14:26 hate: An idiomatic term meaning “to love less” (Gen 29:31-33; Mal 1:2-3). Not even the sacredness of family loyalty should outweigh our commitment to Christ, since we must be willing to abandon even close relationships to follow him (Mt 10:37) (CCC 1618, 2544).

  • Scott Hahn, Curtis Mitch, Ignatius Catholic Study Bible: New Testament (Ignatius Press: San Francisco, 2010), 136.

With this in mind, we should examine this gospel passage along the lines of favoring someone less than another. Note that the Catholic Spanish Lectionary presents Luke 14:26 as (and I will use bold text for emphasis), “Si alguno quiere seguirme y no me prefiere a su padre y a su madre …no puede ser mi discípulo” which, in English, is, “If someone wants to follow me and does not prefer me to his father and to his mother …he cannot be my disciple.” Here the translators decided to express what was probably meant (“does not prefer”) rather than what was literally said (“hate”). Such are the sorts of challenges that beset scholars when trying to translate the Bible into different languages.

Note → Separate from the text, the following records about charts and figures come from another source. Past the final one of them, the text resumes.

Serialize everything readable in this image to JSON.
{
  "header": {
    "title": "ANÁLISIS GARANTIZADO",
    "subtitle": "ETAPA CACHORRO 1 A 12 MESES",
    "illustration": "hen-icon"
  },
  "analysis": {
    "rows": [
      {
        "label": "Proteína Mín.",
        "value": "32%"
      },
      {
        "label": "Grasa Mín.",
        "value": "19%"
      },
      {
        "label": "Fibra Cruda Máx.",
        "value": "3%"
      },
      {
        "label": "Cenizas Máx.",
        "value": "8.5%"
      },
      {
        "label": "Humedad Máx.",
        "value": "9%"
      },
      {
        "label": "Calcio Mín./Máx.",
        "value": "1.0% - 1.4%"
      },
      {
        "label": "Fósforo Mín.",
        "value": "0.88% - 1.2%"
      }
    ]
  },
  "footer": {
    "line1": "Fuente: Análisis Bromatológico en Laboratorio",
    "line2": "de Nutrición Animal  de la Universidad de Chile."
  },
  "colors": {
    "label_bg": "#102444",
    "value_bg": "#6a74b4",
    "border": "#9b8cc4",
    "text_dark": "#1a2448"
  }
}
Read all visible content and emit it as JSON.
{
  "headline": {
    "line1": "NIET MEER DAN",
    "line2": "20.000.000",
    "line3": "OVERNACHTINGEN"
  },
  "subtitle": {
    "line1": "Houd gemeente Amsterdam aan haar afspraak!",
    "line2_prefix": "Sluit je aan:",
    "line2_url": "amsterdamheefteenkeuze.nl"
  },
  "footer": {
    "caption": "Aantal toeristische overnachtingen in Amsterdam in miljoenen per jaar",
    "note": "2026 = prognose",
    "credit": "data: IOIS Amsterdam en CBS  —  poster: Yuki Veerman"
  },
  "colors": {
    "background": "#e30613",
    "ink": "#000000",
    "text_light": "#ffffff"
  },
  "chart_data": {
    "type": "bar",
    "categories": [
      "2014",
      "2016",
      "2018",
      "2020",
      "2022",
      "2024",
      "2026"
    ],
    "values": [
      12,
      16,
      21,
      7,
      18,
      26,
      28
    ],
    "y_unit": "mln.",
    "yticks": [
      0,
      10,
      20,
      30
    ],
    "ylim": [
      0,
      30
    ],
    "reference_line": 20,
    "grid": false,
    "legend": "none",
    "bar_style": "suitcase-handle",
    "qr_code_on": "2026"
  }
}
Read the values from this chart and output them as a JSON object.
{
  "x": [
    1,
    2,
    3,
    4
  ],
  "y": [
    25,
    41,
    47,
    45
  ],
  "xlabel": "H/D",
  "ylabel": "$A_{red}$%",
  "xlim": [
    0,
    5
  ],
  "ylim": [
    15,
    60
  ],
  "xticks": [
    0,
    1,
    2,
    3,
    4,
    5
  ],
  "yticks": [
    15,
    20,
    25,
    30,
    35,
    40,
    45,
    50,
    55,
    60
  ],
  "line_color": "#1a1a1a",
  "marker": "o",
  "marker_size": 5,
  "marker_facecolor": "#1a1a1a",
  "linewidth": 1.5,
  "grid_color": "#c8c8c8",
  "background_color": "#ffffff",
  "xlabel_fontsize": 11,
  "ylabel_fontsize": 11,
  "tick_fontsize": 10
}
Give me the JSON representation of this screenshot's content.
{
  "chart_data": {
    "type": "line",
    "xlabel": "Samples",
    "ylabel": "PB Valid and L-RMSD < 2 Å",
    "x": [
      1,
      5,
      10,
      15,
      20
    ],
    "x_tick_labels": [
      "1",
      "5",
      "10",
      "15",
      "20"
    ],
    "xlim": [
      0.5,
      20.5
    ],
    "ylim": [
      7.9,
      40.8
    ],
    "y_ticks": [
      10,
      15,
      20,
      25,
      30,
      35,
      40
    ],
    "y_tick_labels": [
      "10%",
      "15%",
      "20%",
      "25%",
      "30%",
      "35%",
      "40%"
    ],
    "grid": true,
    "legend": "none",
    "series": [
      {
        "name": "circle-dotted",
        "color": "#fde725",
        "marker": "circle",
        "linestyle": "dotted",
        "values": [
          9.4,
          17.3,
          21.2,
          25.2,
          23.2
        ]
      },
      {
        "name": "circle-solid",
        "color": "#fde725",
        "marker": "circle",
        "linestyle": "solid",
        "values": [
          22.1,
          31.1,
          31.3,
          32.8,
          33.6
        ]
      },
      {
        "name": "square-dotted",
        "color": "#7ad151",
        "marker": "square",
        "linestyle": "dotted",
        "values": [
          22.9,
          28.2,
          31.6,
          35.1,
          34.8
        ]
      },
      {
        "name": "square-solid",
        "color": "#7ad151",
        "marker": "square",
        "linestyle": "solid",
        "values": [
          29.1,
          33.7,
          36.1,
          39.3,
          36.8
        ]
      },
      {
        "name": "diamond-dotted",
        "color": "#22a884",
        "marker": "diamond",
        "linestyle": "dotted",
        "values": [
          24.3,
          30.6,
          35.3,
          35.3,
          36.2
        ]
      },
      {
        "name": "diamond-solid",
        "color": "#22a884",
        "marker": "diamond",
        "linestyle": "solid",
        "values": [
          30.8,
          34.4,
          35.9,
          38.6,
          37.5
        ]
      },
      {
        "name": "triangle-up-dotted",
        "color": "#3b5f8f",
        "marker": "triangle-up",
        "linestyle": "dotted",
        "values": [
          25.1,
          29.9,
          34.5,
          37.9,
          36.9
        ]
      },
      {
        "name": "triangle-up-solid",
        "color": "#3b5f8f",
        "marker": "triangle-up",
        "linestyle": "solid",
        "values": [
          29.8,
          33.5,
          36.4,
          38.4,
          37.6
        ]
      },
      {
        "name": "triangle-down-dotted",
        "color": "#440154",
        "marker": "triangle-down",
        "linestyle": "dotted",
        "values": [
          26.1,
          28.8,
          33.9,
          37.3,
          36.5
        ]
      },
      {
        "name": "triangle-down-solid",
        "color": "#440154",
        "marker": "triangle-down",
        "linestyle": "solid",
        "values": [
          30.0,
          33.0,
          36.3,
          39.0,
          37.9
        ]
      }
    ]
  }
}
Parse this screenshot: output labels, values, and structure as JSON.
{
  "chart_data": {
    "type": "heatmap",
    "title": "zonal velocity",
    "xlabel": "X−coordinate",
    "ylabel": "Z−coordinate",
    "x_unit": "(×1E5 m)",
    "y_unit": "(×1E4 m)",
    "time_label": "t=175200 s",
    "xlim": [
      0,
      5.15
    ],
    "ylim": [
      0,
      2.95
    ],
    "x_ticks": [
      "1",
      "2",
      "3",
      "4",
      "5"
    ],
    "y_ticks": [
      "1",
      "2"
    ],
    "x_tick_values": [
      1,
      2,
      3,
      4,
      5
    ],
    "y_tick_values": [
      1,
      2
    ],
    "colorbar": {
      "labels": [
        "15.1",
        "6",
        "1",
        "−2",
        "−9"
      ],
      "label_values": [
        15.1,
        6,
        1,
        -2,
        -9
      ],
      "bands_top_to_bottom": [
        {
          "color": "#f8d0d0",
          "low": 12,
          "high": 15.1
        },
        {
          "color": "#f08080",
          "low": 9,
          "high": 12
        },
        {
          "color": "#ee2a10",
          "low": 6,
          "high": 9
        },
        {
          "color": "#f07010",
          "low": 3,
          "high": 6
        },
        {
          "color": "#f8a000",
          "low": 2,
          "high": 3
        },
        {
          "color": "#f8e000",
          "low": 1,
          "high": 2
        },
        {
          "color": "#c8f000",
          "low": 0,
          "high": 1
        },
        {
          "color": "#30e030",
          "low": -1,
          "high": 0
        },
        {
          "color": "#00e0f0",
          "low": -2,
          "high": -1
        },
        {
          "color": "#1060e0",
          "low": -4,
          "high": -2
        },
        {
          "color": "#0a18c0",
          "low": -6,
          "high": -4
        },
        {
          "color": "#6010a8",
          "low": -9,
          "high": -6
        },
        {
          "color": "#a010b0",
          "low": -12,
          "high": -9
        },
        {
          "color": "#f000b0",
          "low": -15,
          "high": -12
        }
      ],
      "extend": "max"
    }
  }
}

Nevertheless, we still want to be careful not to water down Jesus’ words, because he was still making a very strong statement. In the ancient world, there was a sacredness attached to family loyalty, and one’s family was among the most important things in one’s life. But Jesus tells us that our relationship with him has to be our top priority, even over our families, even over our own lives. As Vatican II explains, we are to “strive to please God rather than men, always ready to abandon everything for Christ” (Apostolicam Actuositatem, 4).